So much has been said about the planet’s biggest, most mythologised music festival that the prospects of a filmmaker adding anything new would seem slim. Yet Julien Temple has fashioned a film that is as sprawling, exuberant and kaleidoscopic as the festival it celebrates, a quicksilver collage of performance footage, home movies, interviews with avuncular promoter Michael Eavis and outtakes from Nicolas Roeg’s film of the original 1971 event.
At heart, Glastonbury is a film about English counterculture, with Eavis emerging as a decent man constantly forced to reconcile his idealism with brute reality.

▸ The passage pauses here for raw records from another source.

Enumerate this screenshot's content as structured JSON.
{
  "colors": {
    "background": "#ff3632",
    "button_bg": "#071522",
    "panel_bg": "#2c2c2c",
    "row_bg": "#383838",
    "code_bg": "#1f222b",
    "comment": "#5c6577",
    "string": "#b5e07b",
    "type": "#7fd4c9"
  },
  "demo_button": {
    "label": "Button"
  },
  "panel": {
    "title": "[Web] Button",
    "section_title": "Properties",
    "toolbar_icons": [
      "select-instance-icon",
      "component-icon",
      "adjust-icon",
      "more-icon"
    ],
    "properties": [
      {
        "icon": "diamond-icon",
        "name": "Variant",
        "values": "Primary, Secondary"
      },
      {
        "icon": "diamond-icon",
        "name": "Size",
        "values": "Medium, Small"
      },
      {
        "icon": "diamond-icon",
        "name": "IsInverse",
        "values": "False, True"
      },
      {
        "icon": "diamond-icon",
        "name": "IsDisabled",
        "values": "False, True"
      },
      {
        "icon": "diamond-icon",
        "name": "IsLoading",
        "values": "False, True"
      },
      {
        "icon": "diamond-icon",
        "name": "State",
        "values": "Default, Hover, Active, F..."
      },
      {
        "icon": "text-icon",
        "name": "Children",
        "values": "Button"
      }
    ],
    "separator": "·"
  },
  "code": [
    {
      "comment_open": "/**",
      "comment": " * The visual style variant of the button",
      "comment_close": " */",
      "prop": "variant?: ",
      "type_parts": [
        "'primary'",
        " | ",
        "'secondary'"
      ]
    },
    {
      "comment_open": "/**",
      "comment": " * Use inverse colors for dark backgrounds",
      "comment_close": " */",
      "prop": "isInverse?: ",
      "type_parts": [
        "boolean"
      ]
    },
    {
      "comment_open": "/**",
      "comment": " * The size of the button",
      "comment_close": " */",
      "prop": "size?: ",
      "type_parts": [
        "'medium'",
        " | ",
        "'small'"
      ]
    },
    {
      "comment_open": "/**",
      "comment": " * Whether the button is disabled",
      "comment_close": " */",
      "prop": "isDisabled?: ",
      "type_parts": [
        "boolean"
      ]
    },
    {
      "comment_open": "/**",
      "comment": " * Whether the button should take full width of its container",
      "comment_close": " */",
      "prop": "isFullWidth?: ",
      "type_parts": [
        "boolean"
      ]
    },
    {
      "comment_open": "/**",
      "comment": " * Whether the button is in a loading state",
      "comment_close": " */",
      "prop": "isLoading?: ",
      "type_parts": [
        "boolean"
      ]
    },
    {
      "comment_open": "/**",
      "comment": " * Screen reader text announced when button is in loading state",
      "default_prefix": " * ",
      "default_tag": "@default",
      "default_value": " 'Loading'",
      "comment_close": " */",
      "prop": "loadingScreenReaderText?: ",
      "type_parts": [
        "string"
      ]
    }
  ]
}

For every symbol of communal euphoria there is an image of strife or commercial compromise: a would-be gatecrasher nursing a bleeding head after a run-in with security, a Natwest flag fluttering sinisterly above a cashpoint. “I miss the travellers,” Eavis reflects. “We lost the edge, really.”
Such clear-eyed honesty gives the film unexpected emotional clout, helped immeasurably by the use of music. The closing montage, soundtracked by David Bowie’s anthemic Heroes, is so stirring that seasoned festivalgoers may well find their eyes moistening. Eavis calls Glastonbury “a survival of good over evil”. That’s high praise for a weekend of people getting off their heads in a field, but it’s a measure of Temple’s achievement that you’d be hard-pressed to disagree.